Storie di parodia quotidiana

La lettera

Qualche giorno prima di dicembre, ho consegnato a mia figlia una letterina editabile presa in cartoleria,per Babbo Natale, porgendogliela con la sacralità e il raccoglimento austero del padrone col vassallo, alla cerimonia di investitura per consegnargli un feudo.

Lei ha afferrato il cartoncino, ha detto “Bello” e poi con estremo candore e afferrando un evidenziatore mi ha chiesto se potesse colorarla.

“Eh,eh ma va fatta bene la letterina, eh” ho blaterato con tono petulante di un merlo da compagnia di una vecchia zitella “dobbiamo metterci lì e farla insieme” ho concluso con espressione eloquente (per me, eloquente per me.)

Che poi non sono una precisa eh, faccio le cose a caso io, prevalentemente. Però quando si tratta di bricolage e di cose fantastiche, no, lì pretendo minuziosa attenzione, strategica dedizione.

“Ooookkk” ha detto lei muovendo velocemente le pupille da un lato all’altro,segnale tipico di imbarazzo per una richiesta incomprensibile della propria madre “e la facciamo bene…adesso?”

“A dicembre, amore. Ora conservala in un luogo sicuro” ho detto solennemente, allontanandomi camminando all’indietro e scomparendo enigmaticamente in cucina.

Il primo di dicembre mi sono materializzata davanti a lei come un’apparizione mistica: “Amore, oggi scriviamo la lettera?”

“Sì mammina! Solo che…solo che…” Ha detto prendendo a tastare a casaccio i suoi giochi.

“Solo che?”
“Eh, non so dove l’ho messa!”
“COME NO?” ho tuonato confusa.

E’ seguito un soliloquio di mia figlia trattante un articolato e fantasioso scarico di responsabilità su cane/fratello/padre che l’avrebbero trafugata, sottratta e nascosta dolosamente nottetempo, a sua insaputa.
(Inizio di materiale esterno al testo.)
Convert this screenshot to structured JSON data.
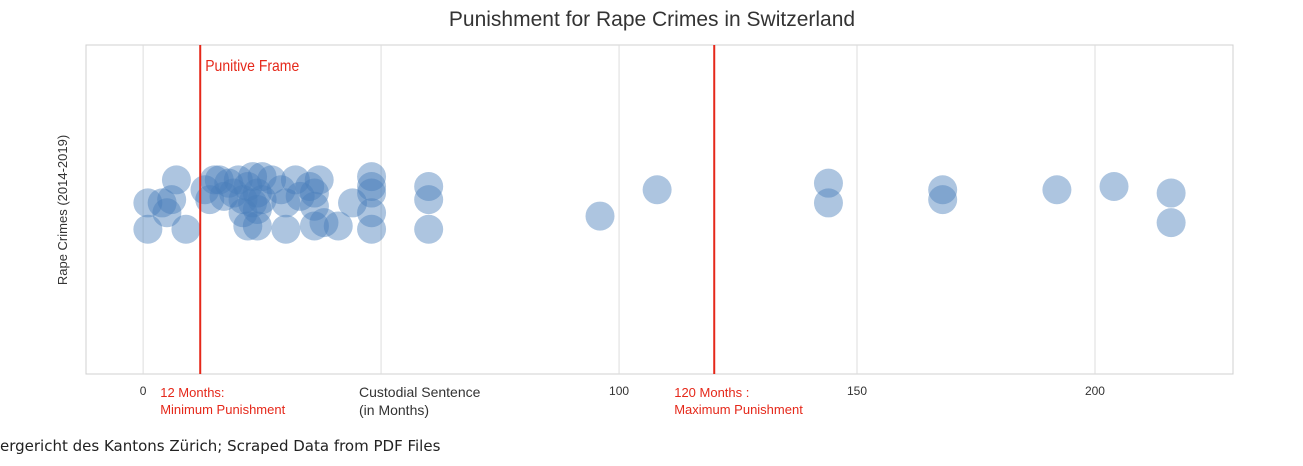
{
  "chart_data": {
    "type": "scatter",
    "title": "Punishment for Rape Crimes in Switzerland",
    "ylabel": "Rape Crimes (2014-2019)",
    "xlabel_lines": [
      "Custodial Sentence",
      "(in Months)"
    ],
    "xlim": [
      -12,
      229
    ],
    "xticks": [
      0,
      100,
      150,
      200
    ],
    "grid": true,
    "point_color": "#4a7ebb",
    "reference_color": "#e5281a",
    "reference_lines": [
      {
        "x": 12,
        "label": "Punitive Frame",
        "caption": [
          "12 Months:",
          "Minimum Punishment"
        ]
      },
      {
        "x": 120,
        "label": "",
        "caption": [
          "120 Months :",
          "Maximum Punishment"
        ]
      }
    ],
    "points": [
      {
        "x": 1,
        "y": 0.44
      },
      {
        "x": 1,
        "y": 0.52
      },
      {
        "x": 4,
        "y": 0.52
      },
      {
        "x": 5,
        "y": 0.49
      },
      {
        "x": 6,
        "y": 0.53
      },
      {
        "x": 7,
        "y": 0.59
      },
      {
        "x": 9,
        "y": 0.44
      },
      {
        "x": 13,
        "y": 0.56
      },
      {
        "x": 14,
        "y": 0.53
      },
      {
        "x": 15,
        "y": 0.59
      },
      {
        "x": 16,
        "y": 0.59
      },
      {
        "x": 17,
        "y": 0.54
      },
      {
        "x": 18,
        "y": 0.58
      },
      {
        "x": 19,
        "y": 0.55
      },
      {
        "x": 20,
        "y": 0.59
      },
      {
        "x": 21,
        "y": 0.49
      },
      {
        "x": 21,
        "y": 0.53
      },
      {
        "x": 22,
        "y": 0.45
      },
      {
        "x": 22,
        "y": 0.57
      },
      {
        "x": 23,
        "y": 0.6
      },
      {
        "x": 23,
        "y": 0.52
      },
      {
        "x": 24,
        "y": 0.55
      },
      {
        "x": 24,
        "y": 0.5
      },
      {
        "x": 24,
        "y": 0.45
      },
      {
        "x": 25,
        "y": 0.6
      },
      {
        "x": 25,
        "y": 0.53
      },
      {
        "x": 27,
        "y": 0.59
      },
      {
        "x": 29,
        "y": 0.56
      },
      {
        "x": 30,
        "y": 0.52
      },
      {
        "x": 30,
        "y": 0.44
      },
      {
        "x": 32,
        "y": 0.59
      },
      {
        "x": 33,
        "y": 0.54
      },
      {
        "x": 35,
        "y": 0.57
      },
      {
        "x": 36,
        "y": 0.51
      },
      {
        "x": 36,
        "y": 0.55
      },
      {
        "x": 36,
        "y": 0.45
      },
      {
        "x": 37,
        "y": 0.59
      },
      {
        "x": 38,
        "y": 0.46
      },
      {
        "x": 41,
        "y": 0.45
      },
      {
        "x": 44,
        "y": 0.52
      },
      {
        "x": 48,
        "y": 0.6
      },
      {
        "x": 48,
        "y": 0.55
      },
      {
        "x": 48,
        "y": 0.57
      },
      {
        "x": 48,
        "y": 0.49
      },
      {
        "x": 48,
        "y": 0.44
      },
      {
        "x": 60,
        "y": 0.57
      },
      {
        "x": 60,
        "y": 0.53
      },
      {
        "x": 60,
        "y": 0.44
      },
      {
        "x": 96,
        "y": 0.48
      },
      {
        "x": 108,
        "y": 0.56
      },
      {
        "x": 144,
        "y": 0.58
      },
      {
        "x": 144,
        "y": 0.52
      },
      {
        "x": 168,
        "y": 0.56
      },
      {
        "x": 168,
        "y": 0.53
      },
      {
        "x": 192,
        "y": 0.56
      },
      {
        "x": 204,
        "y": 0.57
      },
      {
        "x": 216,
        "y": 0.55
      },
      {
        "x": 216,
        "y": 0.46
      }
    ]
  },
  "source_text": "ergericht des Kantons Zürich; Scraped Data from PDF Files"
}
“E ora? Ora che facciamo? Quella aveva i disegni di Babbo Natale, le renne, il timbro – il timbro di Babbo Natale, capisci!- e le righe, aveva le righe per scrivere dritti!” ho ciarlato io.

“Mamma” mi ha interrotta lei posandomi dolcemente una mano sul braccio, come fossi stata un’anziana nel bel mezzo di un attacco di senilità “tranquilla, la faccio io.”

E ha pescato un foglio a caso in mezzo ad altri già pasticciati.

L’ho guardata con gli occhi socchiusi.

L’ha stirato sulla pancia e mi ha sorriso.
Ho sbuffato.

“Ti aiuto a scriverla, se vuoi” ho detto, arrendendomi.
“Va bene. Però la firmo io.”

La letterina l’ha piegata tutta storta.
Ha fatto scrivere a me due cose base, giusto per essere certa che Babbo Natale sapesse a grandi linee cosa portarle. Per il resto, ha aggiunto cose sue: lettere a caso, disegni,ghirigori di bava di suo fratello che non so bene fossero voluti o meno, adesivi staccati da altre cose che probabilmente non meritavano più un disegno di Elsa con scritto “Buona Estate”. Soprattutto, ha scritto il suo nome, da sola: traballante, un po’ di sghimbescio.
L’ha appoggiata sul davanzale della finestra, rigorosamente in bilico.

È la cosa meno regolamentare, più capricciosamente variopinta che io abbia mai visto. Indiscutibilmente una delle più meravigliose.

Fin da piccina, mi hai insegnato da dove arrivano le parole, da dove la fantasia e come nascono le canzoni. Questa volta mi hai mostrato che le lettere, quelle scritte, vengono alla luce piccole, traballanti, reggendosi a malapena in piedi: ma fin da subito son capaci di farsi capire distintamente.

Mi hai mostrato che il nome che ti abbiamo dato quando sei nata ora è veramente tutto tuo: lo tracci, come piace a te, senza seguire nessuna riga prestampata.

Mi hai fatto vedere, ancora una volta,cosa vuol dire, ma soprattutto come si fa, ad essere splendidamente e semplicemente se stessi.